Oxford Energy Podcast – Decarbonized Market Design: An Insurance Overlay on Energy Only Electricity Markets

The ECJ’s recent annulment of a 2014 decision by the European Commission not to raise objections to the aid scheme for the capacity market in the United Kingdom has highlighted some of the challenges faced by governments in implementing centralised capacity mechanisms to respond to shortfalls in the market provision of electricity. There are also other issues around using centralised approaches to provide ‘reliability’ against the context of electricity generation becoming increasingly variable and decentralised.  First, centralized mechanisms highlight the challenges in decision-making by a central authority, reflected in a misalignment between performance outcomes and agency incentives. This is mainly because the incentives of the government are indirect and non-pecuniary. Second, existing capacity mechanisms require the central agency to infer consumer preferences for reliability, something that is very challenging in practice. Third, the existing mechanism allocates the full costs of reliability related-outages to consumers, without providing them with the ability to manage or transfer the risk to those who are able to mitigate them. Fourth, an equitable allocation of costs of procured capacity among consumers can be challenging, especially when retail tariffs have a strong energy component.

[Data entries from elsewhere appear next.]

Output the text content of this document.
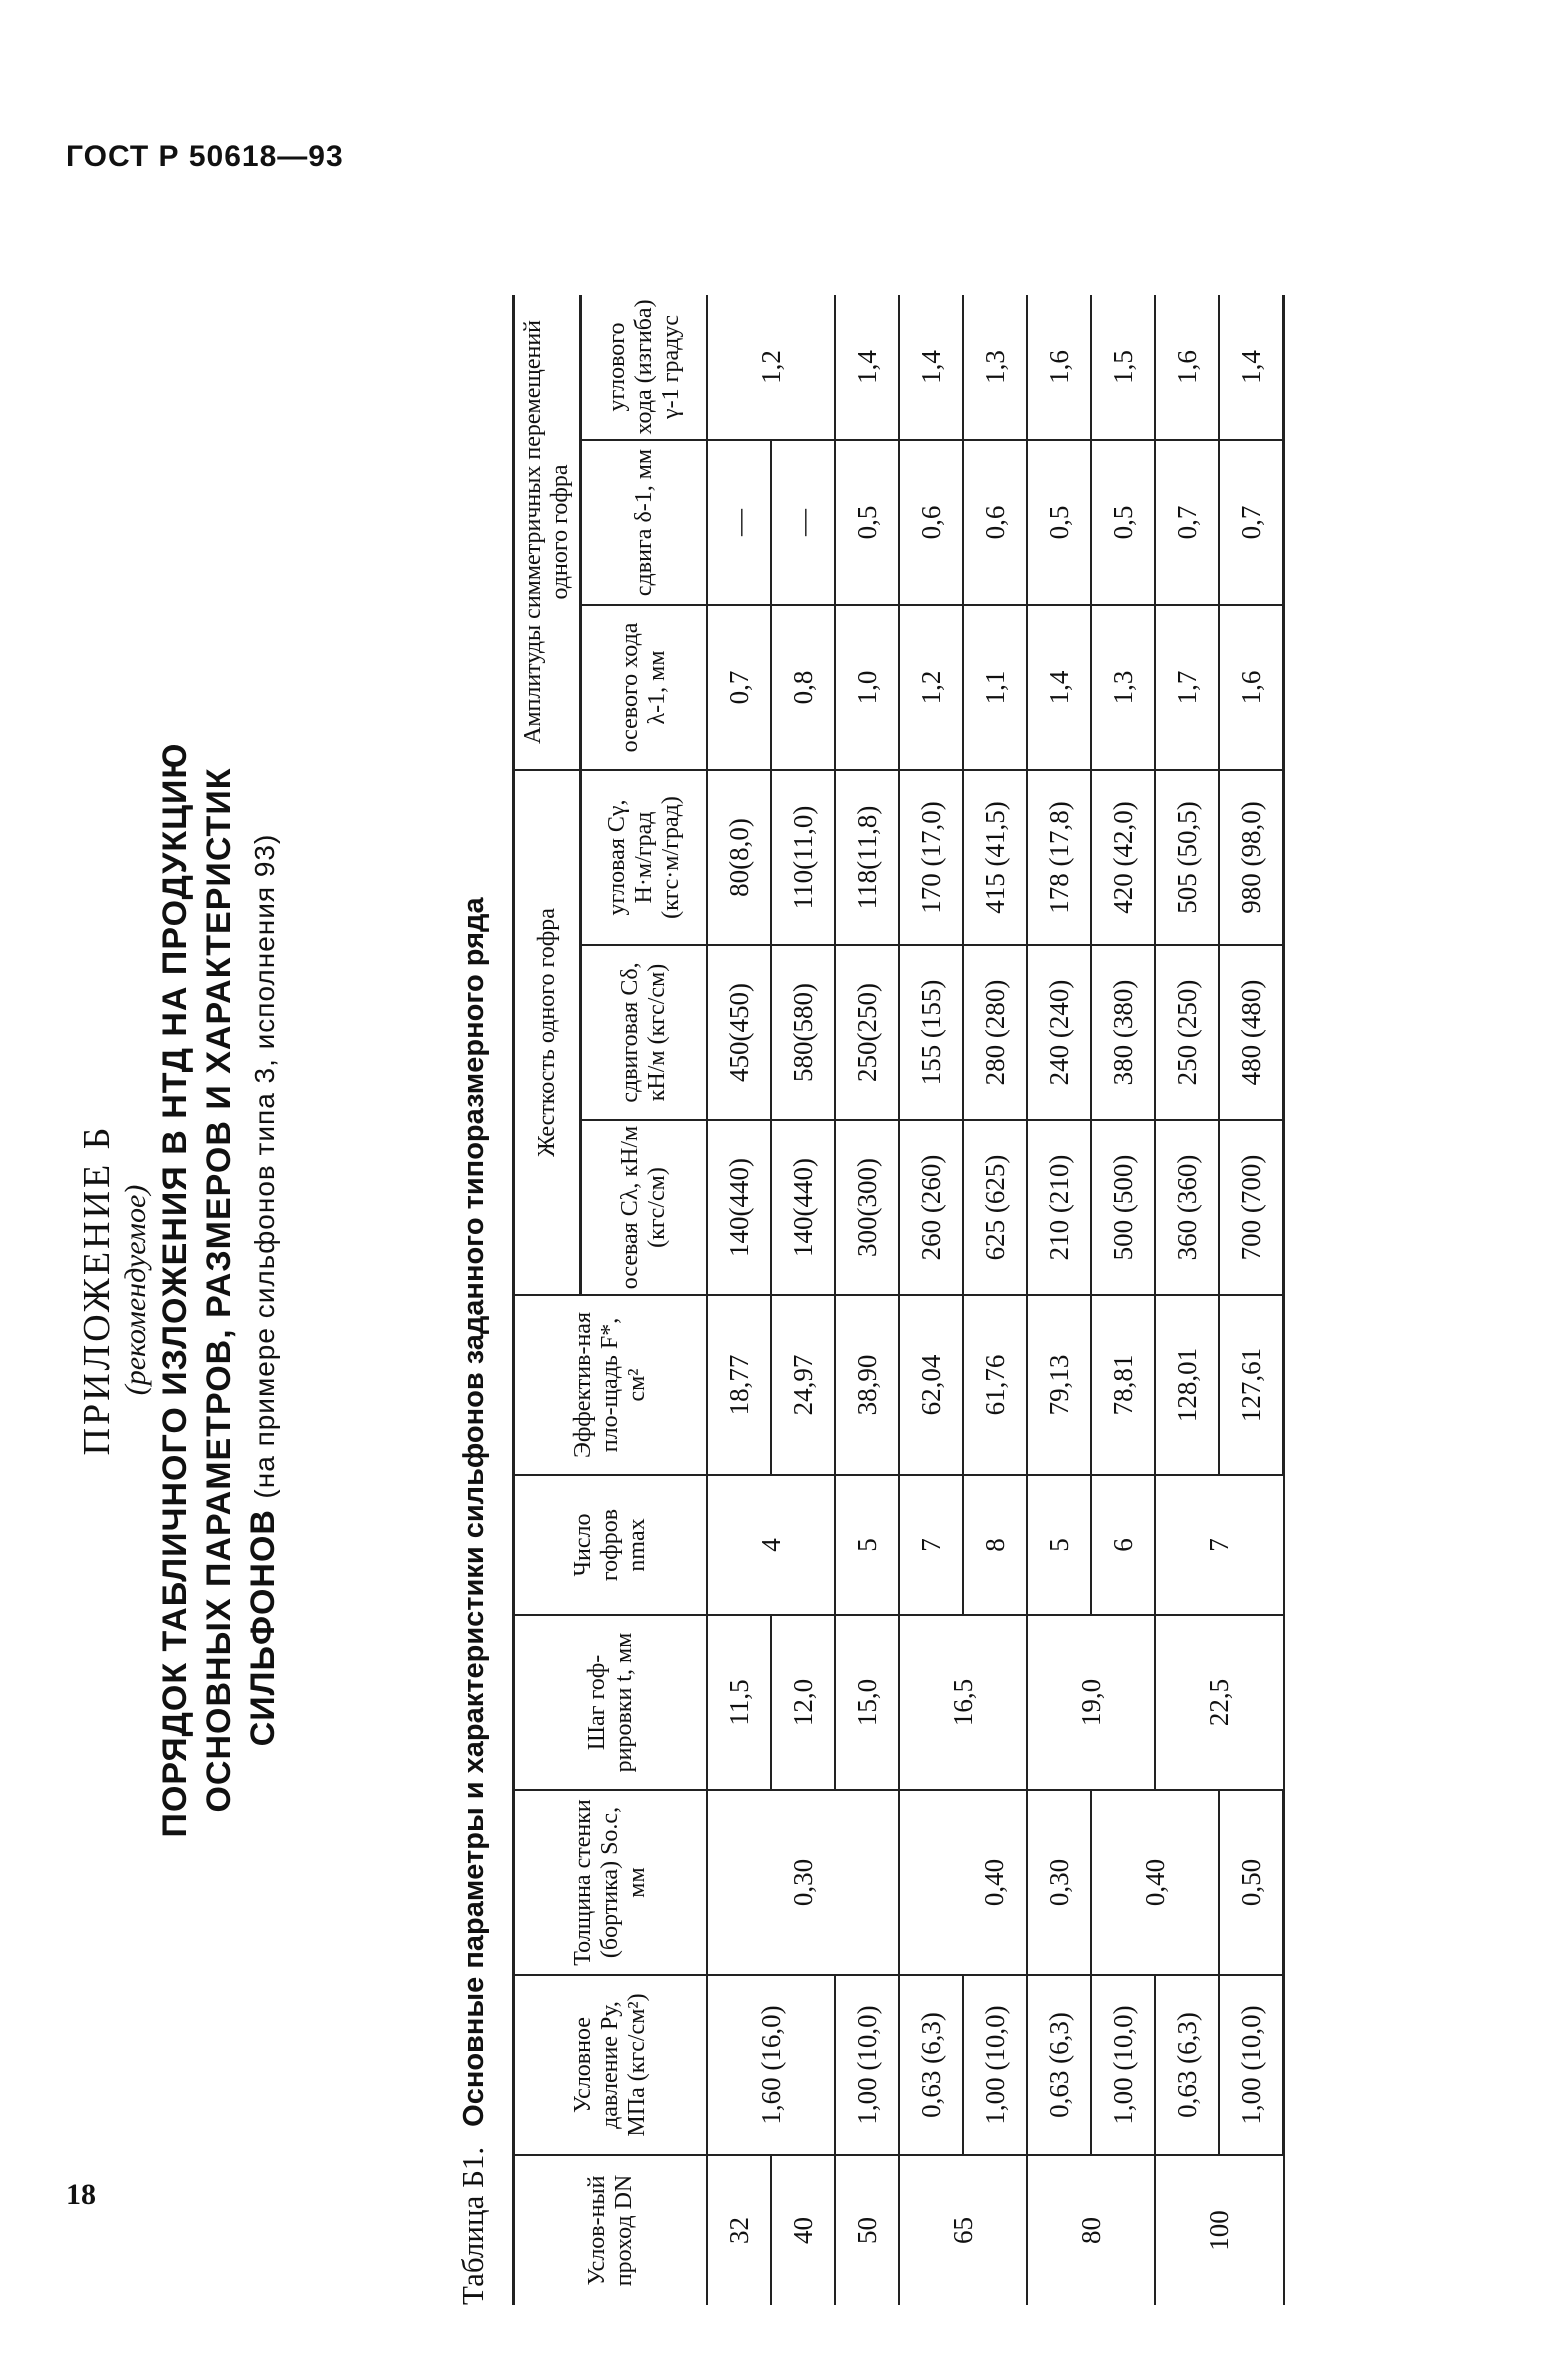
ГОСТ Р 50618—93
18
ПРИЛОЖЕНИЕ Б (рекомендуемое) ПОРЯДОК ТАБЛИЧНОГО ИЗЛОЖЕНИЯ В НТД НА ПРОДУКЦИЮ ОСНОВНЫХ ПАРАМЕТРОВ, РАЗМЕРОВ И ХАРАКТЕРИСТИК СИЛЬФОНОВ (на примере сильфонов типа 3, исполнения 93)
Таблица Б1.Основные параметры и характеристики сильфонов заданного типоразмерного ряда
Услов-ный проход DN	Условное давление Pу, МПа (кгс/см²)	Толщина стенки (бортика) Sо.с, мм	Шаг гоф-рировки t, мм	Число гофров nmax	Эффектив-ная пло-щадь F*, см²	Жесткость одного гофра			Амплитуды симметричных перемещений одного гофра		
						осевая Cλ, кН/м (кгс/см)	сдвиговая Cδ, кН/м (кгс/см)	угловая Cγ, Н·м/град (кгс·м/град)	осевого хода λ-1, мм	сдвига δ-1, мм	углового хода (изгиба) γ-1 градус
32	1,60 (16,0)	0,30	11,5	4	18,77	140(440)	450(450)	80(8,0)	0,7	—	1,2
40			12,0		24,97	140(440)	580(580)	110(11,0)	0,8	—	
50	1,00 (10,0)		15,0	5	38,90	300(300)	250(250)	118(11,8)	1,0	0,5	1,4
65	0,63 (6,3)		16,5	7	62,04	260 (260)	155 (155)	170 (17,0)	1,2	0,6	1,4
	1,00 (10,0)	0,40		8	61,76	625 (625)	280 (280)	415 (41,5)	1,1	0,6	1,3
80	0,63 (6,3)	0,30	19,0	5	79,13	210 (210)	240 (240)	178 (17,8)	1,4	0,5	1,6
	1,00 (10,0)	0,40		6	78,81	500 (500)	380 (380)	420 (42,0)	1,3	0,5	1,5
100	0,63 (6,3)		22,5	7	128,01	360 (360)	250 (250)	505 (50,5)	1,7	0,7	1,6
	1,00 (10,0)	0,50			127,61	700 (700)	480 (480)	980 (98,0)	1,6	0,7	1,4
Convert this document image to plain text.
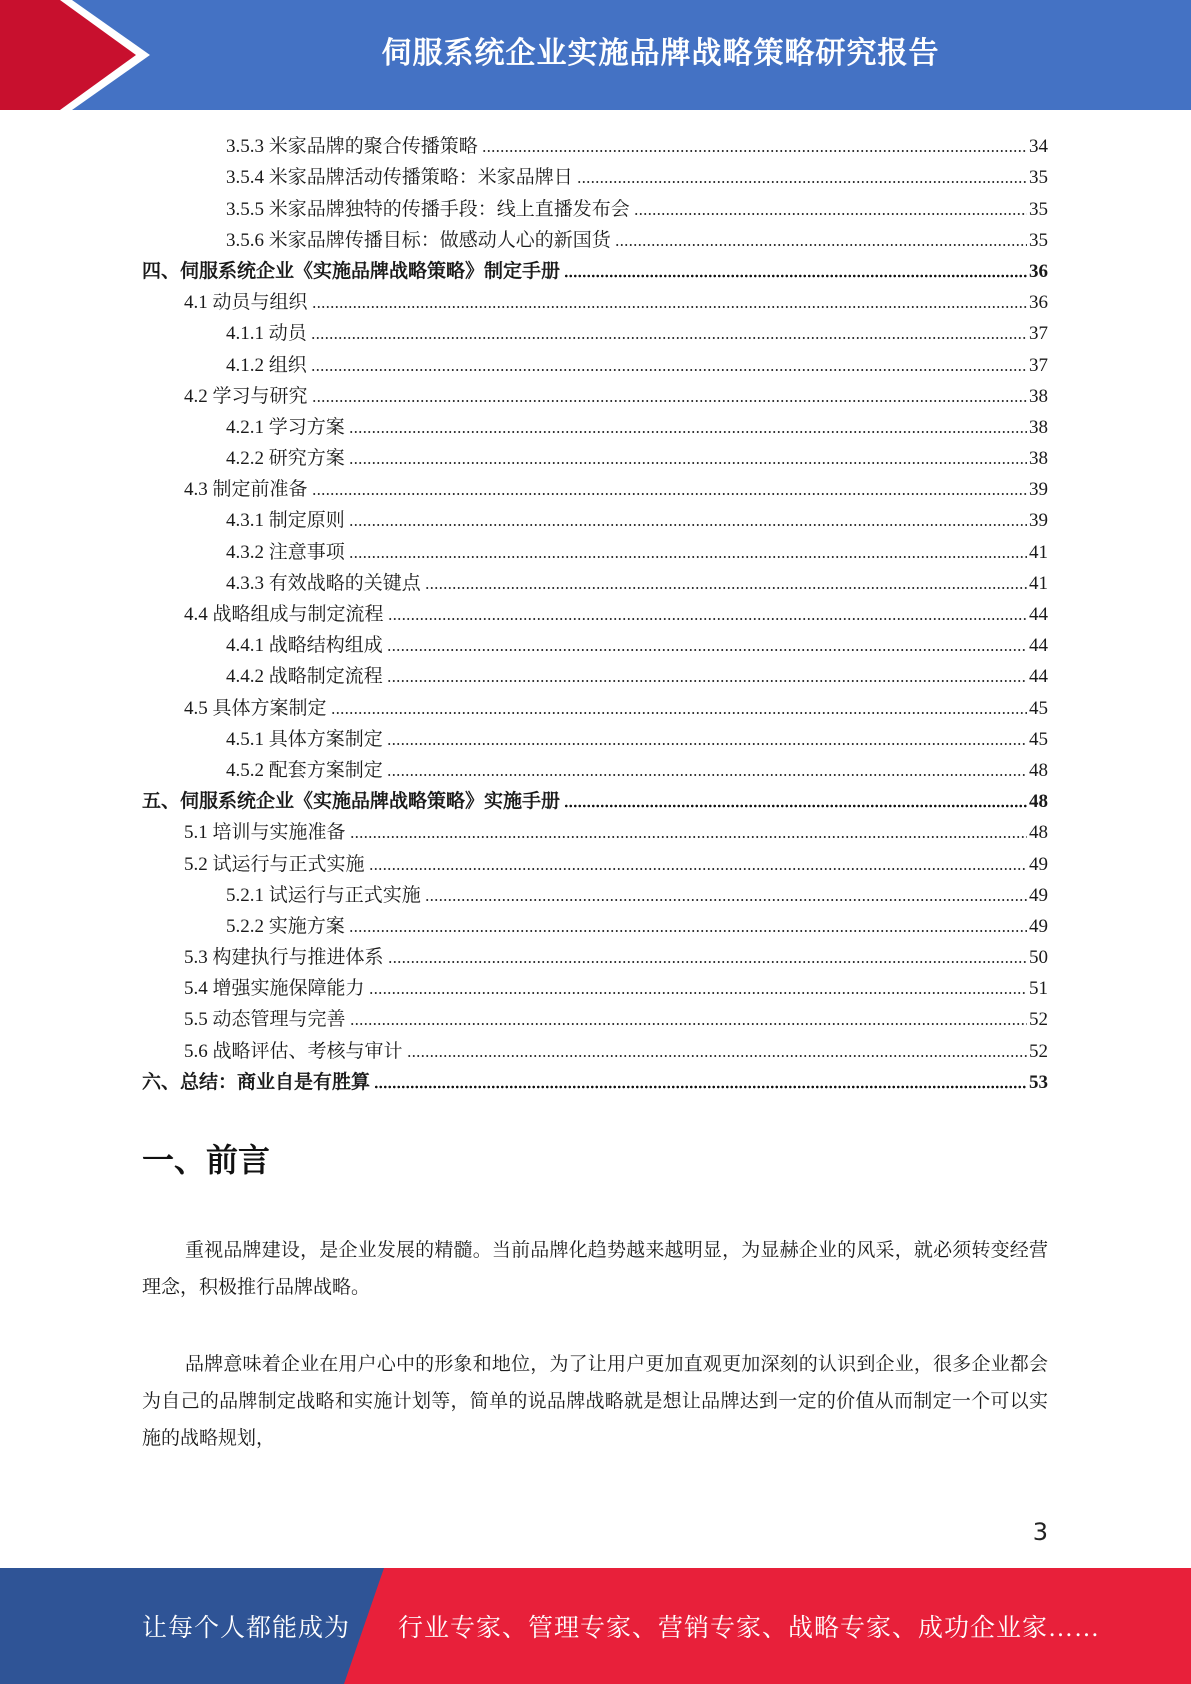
伺服系统企业实施品牌战略策略研究报告
3.5.3 米家品牌的聚合传播策略	34
3.5.4 米家品牌活动传播策略：米家品牌日	35
3.5.5 米家品牌独特的传播手段：线上直播发布会	35
3.5.6 米家品牌传播目标：做感动人心的新国货	35
四、伺服系统企业《实施品牌战略策略》制定手册	36
4.1 动员与组织	36
4.1.1 动员	37
4.1.2 组织	37
4.2 学习与研究	38
4.2.1 学习方案	38
4.2.2 研究方案	38
4.3 制定前准备	39
4.3.1 制定原则	39
4.3.2 注意事项	41
4.3.3 有效战略的关键点	41
4.4 战略组成与制定流程	44
4.4.1 战略结构组成	44
4.4.2 战略制定流程	44
4.5 具体方案制定	45
4.5.1 具体方案制定	45
4.5.2 配套方案制定	48
五、伺服系统企业《实施品牌战略策略》实施手册	48
5.1 培训与实施准备	48
5.2 试运行与正式实施	49
5.2.1 试运行与正式实施	49
5.2.2 实施方案	49
5.3 构建执行与推进体系	50
5.4 增强实施保障能力	51
5.5 动态管理与完善	52
5.6 战略评估、考核与审计	52
六、总结：商业自是有胜算	53
一、前言

重视品牌建设，是企业发展的精髓。当前品牌化趋势越来越明显，为显赫企业的风采，就必须转变经营理念，积极推行品牌战略。

品牌意味着企业在用户心中的形象和地位，为了让用户更加直观更加深刻的认识到企业，很多企业都会为自己的品牌制定战略和实施计划等，简单的说品牌战略就是想让品牌达到一定的价值从而制定一个可以实施的战略规划，

3
让每个人都能成为 行业专家、管理专家、营销专家、战略专家、成功企业家……
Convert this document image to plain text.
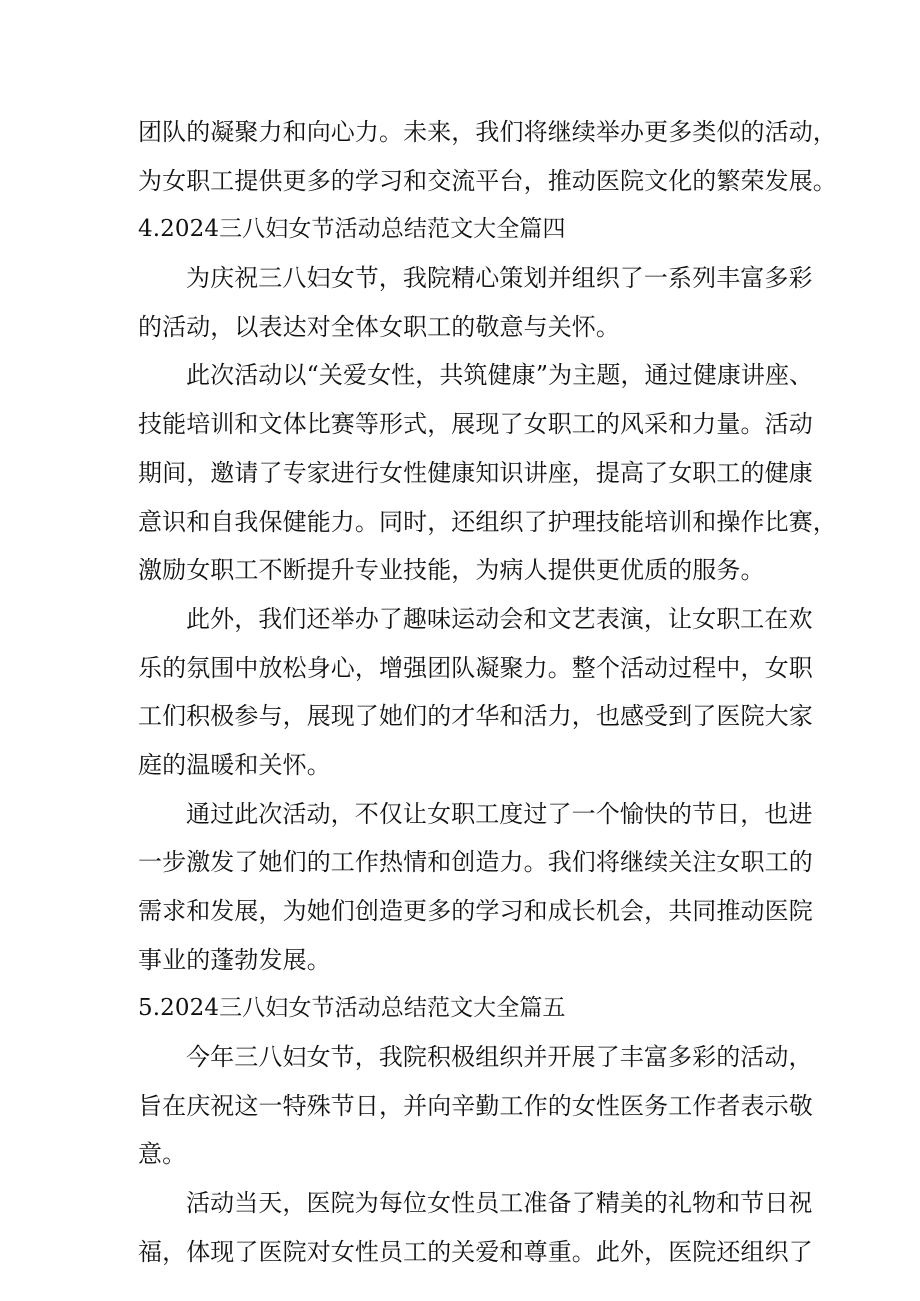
团队的凝聚力和向心力。未来，我们将继续举办更多类似的活动，
为女职工提供更多的学习和交流平台，推动医院文化的繁荣发展。
4.2024三八妇女节活动总结范文大全篇四
为庆祝三八妇女节，我院精心策划并组织了一系列丰富多彩
的活动，以表达对全体女职工的敬意与关怀。
此次活动以“关爱女性，共筑健康”为主题，通过健康讲座、
技能培训和文体比赛等形式，展现了女职工的风采和力量。活动
期间，邀请了专家进行女性健康知识讲座，提高了女职工的健康
意识和自我保健能力。同时，还组织了护理技能培训和操作比赛，
激励女职工不断提升专业技能，为病人提供更优质的服务。
此外，我们还举办了趣味运动会和文艺表演，让女职工在欢
乐的氛围中放松身心，增强团队凝聚力。整个活动过程中，女职
工们积极参与，展现了她们的才华和活力，也感受到了医院大家
庭的温暖和关怀。
通过此次活动，不仅让女职工度过了一个愉快的节日，也进
一步激发了她们的工作热情和创造力。我们将继续关注女职工的
需求和发展，为她们创造更多的学习和成长机会，共同推动医院
事业的蓬勃发展。
5.2024三八妇女节活动总结范文大全篇五
今年三八妇女节，我院积极组织并开展了丰富多彩的活动，
旨在庆祝这一特殊节日，并向辛勤工作的女性医务工作者表示敬
意。
活动当天，医院为每位女性员工准备了精美的礼物和节日祝
福，体现了医院对女性员工的关爱和尊重。此外，医院还组织了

In this podcast Anupama Sen interviews Rahmat Poudineh, Lead Senior Research Fellow of the OIES Electricity Programme, and Farhad Billimoria, Visiting Research Fellow at the OIES and currently with the Australian Energy Market Operator,  to discuss their recent paper: “Decarbonized Market Design: An Insurance Overlay on Energy Only Electricity Markets”.  The discussion focuses on a new model for electricity market design—the insurer-of-last-resort model—that works as a risk overlay on an existing energy-only market. This model unbundles energy and reliability and incorporates insurance-based risk management concepts with the aims of (1) aligning incentives for centralized decision making and (2) allowing revealed consumer preferences to guide new capacity deployment.  The authors take us through the design of their model, and how to implement it in practice.